What Is The World’s Oldest Surviving Motorhome?
When someone wants to go on a caravan holiday, there are two main approaches they can take.
The first is the free and flexible approach; they choose their caravan, their tow car, their caravan supplies, and make sure that everything they want to bring fits in the back, the caravan is suitable for towing and the tow car is comfortable to drive when laden.
However, there is another approach using the all-in-one concept of the motorhome, and this concept has a surprisingly lengthy history dating over a century.
In 1908, the Ford Motor Company produced one of the longest lasting, most influential and highest-selling cards of its era: The Model T.

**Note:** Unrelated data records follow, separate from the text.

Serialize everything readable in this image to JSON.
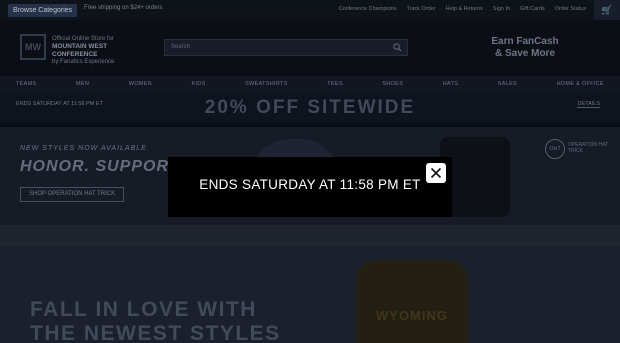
{
  "topbar": {
    "cta_label": "Browse Categories",
    "note": "Free shipping on $24+ orders",
    "links": [
      "Conference Champions",
      "Track Order",
      "Help & Returns",
      "Sign In",
      "Gift Cards",
      "Order Status"
    ],
    "cart_icon": "cart-icon"
  },
  "header": {
    "logo_mark": "MW",
    "logo_line1": "Official Online Store for",
    "logo_line2": "MOUNTAIN WEST CONFERENCE",
    "logo_line3": "by Fanatics Experience",
    "search_placeholder": "Search",
    "fancash_line1": "Earn FanCash",
    "fancash_line2": "& Save More"
  },
  "nav": {
    "items": [
      "TEAMS",
      "MEN",
      "WOMEN",
      "KIDS",
      "SWEATSHIRTS",
      "TEES",
      "SHOES",
      "HATS",
      "SALES",
      "HOME & OFFICE"
    ]
  },
  "promo": {
    "ends_text": "ENDS SATURDAY AT 11:58 PM ET",
    "headline": "20% OFF SITEWIDE",
    "details_link": "DETAILS"
  },
  "hero": {
    "line1": "NEW STYLES NOW AVAILABLE",
    "line2": "HONOR. SUPPORT. RESPECT.",
    "shop_button": "SHOP OPERATION HAT TRICK",
    "badge": "OHT",
    "badge_text": "OPERATION HAT TRICK"
  },
  "hero2": {
    "line1": "FALL IN LOVE WITH",
    "line2": "THE NEWEST STYLES",
    "hoodie_text": "WYOMING"
  },
  "modal": {
    "message": "ENDS SATURDAY AT 11:58 PM ET",
    "close_icon": "close-icon"
  }
}
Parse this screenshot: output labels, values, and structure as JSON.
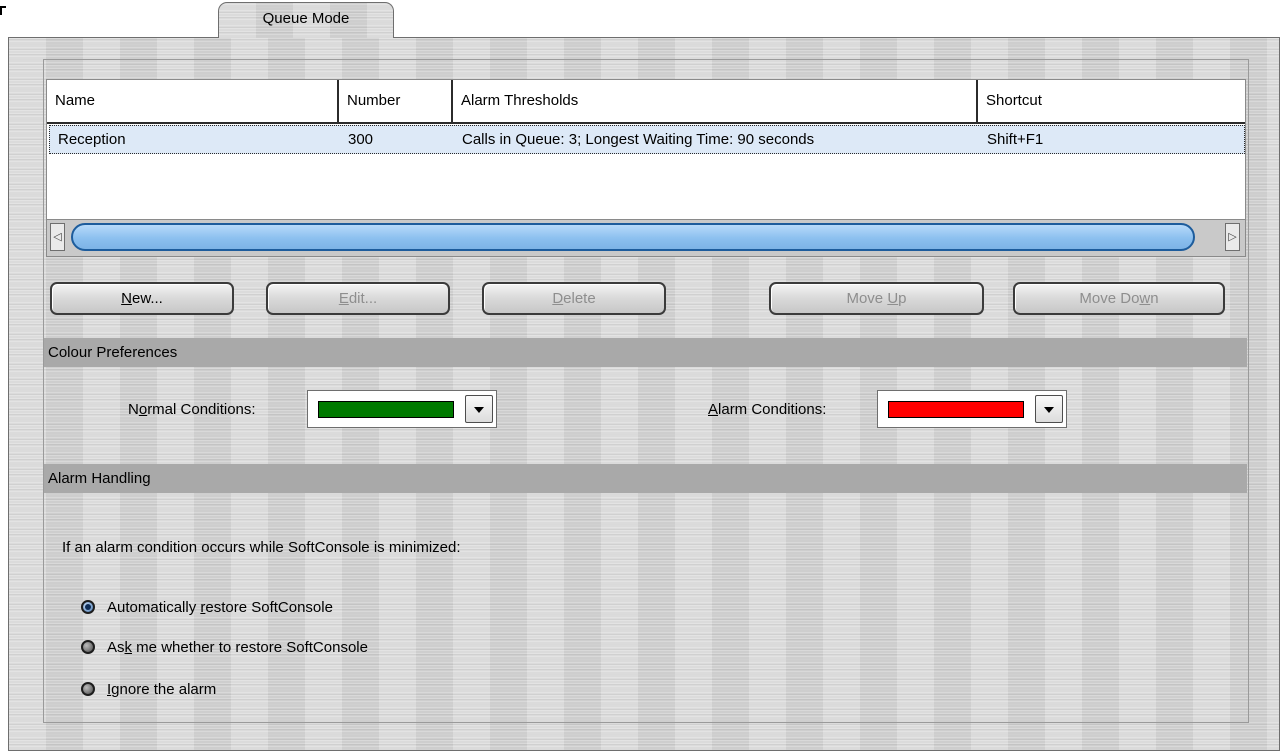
{
  "tab": {
    "label": "Queue Mode"
  },
  "queue_table": {
    "columns": [
      "Name",
      "Number",
      "Alarm Thresholds",
      "Shortcut"
    ],
    "rows": [
      {
        "name": "Reception",
        "number": "300",
        "thresholds": "Calls in Queue: 3; Longest Waiting Time: 90 seconds",
        "shortcut": "Shift+F1"
      }
    ]
  },
  "buttons": {
    "new": {
      "mn": "N",
      "rest": "ew..."
    },
    "edit": {
      "mn": "E",
      "rest": "dit..."
    },
    "delete": {
      "mn": "D",
      "rest": "elete"
    },
    "move_up": {
      "pre": "Move ",
      "mn": "U",
      "rest": "p"
    },
    "move_down": {
      "pre": "Move Do",
      "mn": "w",
      "rest": "n"
    }
  },
  "colour_preferences": {
    "title": "Colour Preferences",
    "normal": {
      "pre": "N",
      "mn": "o",
      "rest": "rmal Conditions:",
      "color": "#007a00"
    },
    "alarm": {
      "mn": "A",
      "rest": "larm Conditions:",
      "color": "#ff0000"
    }
  },
  "alarm_handling": {
    "title": "Alarm Handling",
    "prompt": "If an alarm condition occurs while SoftConsole is minimized:",
    "options": [
      {
        "pre": "Automatically ",
        "mn": "r",
        "rest": "estore SoftConsole",
        "checked": true
      },
      {
        "pre": "As",
        "mn": "k",
        "rest": " me whether to restore SoftConsole",
        "checked": false
      },
      {
        "pre": "",
        "mn": "I",
        "rest": "gnore the alarm",
        "checked": false
      }
    ]
  }
}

After a few decades of evolutions, competing technologies and dead ends, the Ford Model T became the first massively successful car and its simplicity meant that it was a capable platform for modification.
As a result, in 1914, a unique motorised caravan was commissioned by the Bentall family, who owned a chain of department stores that are now a part of Fenwick.
The all-timber caravan body was built by traditional coachbuilder Dunton of Reading, whilst Baico helped to strengthen and lengthen the Model T chassis to fit the new caravan on top.
After the First World War, the caravan is believed to have been sold and then sadly abandoned, only to be found in Shepperton in the 1970s by Leo Smith, who subsequently commissioned his cabinet-making friend Robin Tanner to help restore it.
What helped here is that by some miracle, only 5 per cent of the original timber that made up the body needed to be replaced, and after four years of restoration work, the vehicle was completed winning a Concours award in 1976.
Whilst this one-of-a-kind Model T is the oldest surviving motorhome and perhaps the first full-sized motorhome, the Pierce-Arrow Touring Landau was a seven-seater car with seats that could fold down to become a bed, alongside a fold-down sink and chamber pot.